Only Fools and Horses

The Only Fools and Horses star who was told he’d get fired if he laughed during iconic scene

The legendary show could have turned out very different if this had happened

One of the absolutely classic Only Fools and Horses scenes nearly led to a pair of its stars being sacked just for laughing.

Nicholas Lyndhurst, who played Rodney on the iconic sitcom, revealed in an interview with TV legend Michael Parkinson that he and David Jason, who of course played Del Boy, were nearly fired for giggling while filming a scene.

The scene in question came in season two, episode seven ‘A Touch of Glass’, and involved breaking an extremely expensive chandelier, which Grandad, Rodney and Del Boy had been hired to clean.

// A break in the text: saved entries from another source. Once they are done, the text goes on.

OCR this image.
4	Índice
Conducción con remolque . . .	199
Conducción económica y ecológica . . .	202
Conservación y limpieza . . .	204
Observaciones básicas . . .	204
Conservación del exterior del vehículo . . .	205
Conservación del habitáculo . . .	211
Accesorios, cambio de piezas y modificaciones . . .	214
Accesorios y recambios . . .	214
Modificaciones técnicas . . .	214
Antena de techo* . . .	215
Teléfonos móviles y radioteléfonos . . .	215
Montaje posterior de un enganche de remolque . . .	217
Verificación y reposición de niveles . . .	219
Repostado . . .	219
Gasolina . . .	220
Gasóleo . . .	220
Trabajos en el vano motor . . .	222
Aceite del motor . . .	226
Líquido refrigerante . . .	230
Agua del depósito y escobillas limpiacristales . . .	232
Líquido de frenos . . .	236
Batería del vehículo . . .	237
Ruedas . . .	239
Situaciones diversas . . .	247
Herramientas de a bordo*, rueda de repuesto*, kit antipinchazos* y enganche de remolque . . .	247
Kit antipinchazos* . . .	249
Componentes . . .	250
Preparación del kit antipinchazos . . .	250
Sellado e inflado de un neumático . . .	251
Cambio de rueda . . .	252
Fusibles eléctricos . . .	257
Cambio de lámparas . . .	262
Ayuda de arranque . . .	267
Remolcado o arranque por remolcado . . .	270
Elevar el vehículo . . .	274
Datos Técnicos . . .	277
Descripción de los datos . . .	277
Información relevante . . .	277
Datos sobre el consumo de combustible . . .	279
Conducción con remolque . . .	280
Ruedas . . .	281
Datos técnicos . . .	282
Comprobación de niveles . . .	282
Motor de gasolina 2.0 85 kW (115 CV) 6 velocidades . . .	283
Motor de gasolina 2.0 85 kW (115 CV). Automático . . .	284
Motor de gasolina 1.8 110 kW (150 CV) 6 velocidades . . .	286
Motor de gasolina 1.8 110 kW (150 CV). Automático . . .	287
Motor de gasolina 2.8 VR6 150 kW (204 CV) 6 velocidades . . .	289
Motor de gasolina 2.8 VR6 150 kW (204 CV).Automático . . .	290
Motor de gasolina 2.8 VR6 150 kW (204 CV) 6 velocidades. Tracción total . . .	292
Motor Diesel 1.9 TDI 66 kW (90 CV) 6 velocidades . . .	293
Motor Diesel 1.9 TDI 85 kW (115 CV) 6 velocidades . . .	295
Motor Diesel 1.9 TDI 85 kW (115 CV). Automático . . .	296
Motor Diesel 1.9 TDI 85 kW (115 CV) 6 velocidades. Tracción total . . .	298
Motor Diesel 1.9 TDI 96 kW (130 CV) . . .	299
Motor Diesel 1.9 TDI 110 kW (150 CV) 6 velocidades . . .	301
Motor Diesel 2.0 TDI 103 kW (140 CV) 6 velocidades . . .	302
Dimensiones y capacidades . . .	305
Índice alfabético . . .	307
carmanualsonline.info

“I was nearly fired because of that scene,” Nicholas recalled, “I’m a bit of a giggler when it comes to that sort of stuff.

The broken chandelier cost the production company £6,000 to have made up by a props maker
The broken chandelier cost the production company £6,000 to have made up by a props maker (Image: BBC)

“So Ray Butt our producer came up to me and he said ‘This chandelier cost six grand, we’ve only got one, we can only afford one, if you laugh that’s the entire scene blown.

“‘If we blow the scene the BBC won’t buy the series and that will be down to you. If you laugh I will fire you’.”

This is why when you watch the scene back, you’ll notice both David and Nicholas staring straight at each other rather than the chandelier after it breaks to avoid getting the giggles.

The chandelier genuinely did cost £6,000 despite being a fake one, and only one was made by prop company Trading Post.

In reality though because the shot was being filmed from multiple cameras and angles, had the two actors cracked it would have been easy enough to edit around, but Butt let them think otherwise to add even more tension and humour to the situation.

The idea for the entire chandelier gag actually came from something that happened to writer John Sullivan’s father. In the 1930s he and other workmen were fitting a new heating system into a stately home and had to move chandeliers, with the exact same mix-up you see in the episode coming to pass.

The entire episode was written around this story with the smashed chandelier always intended as the climax.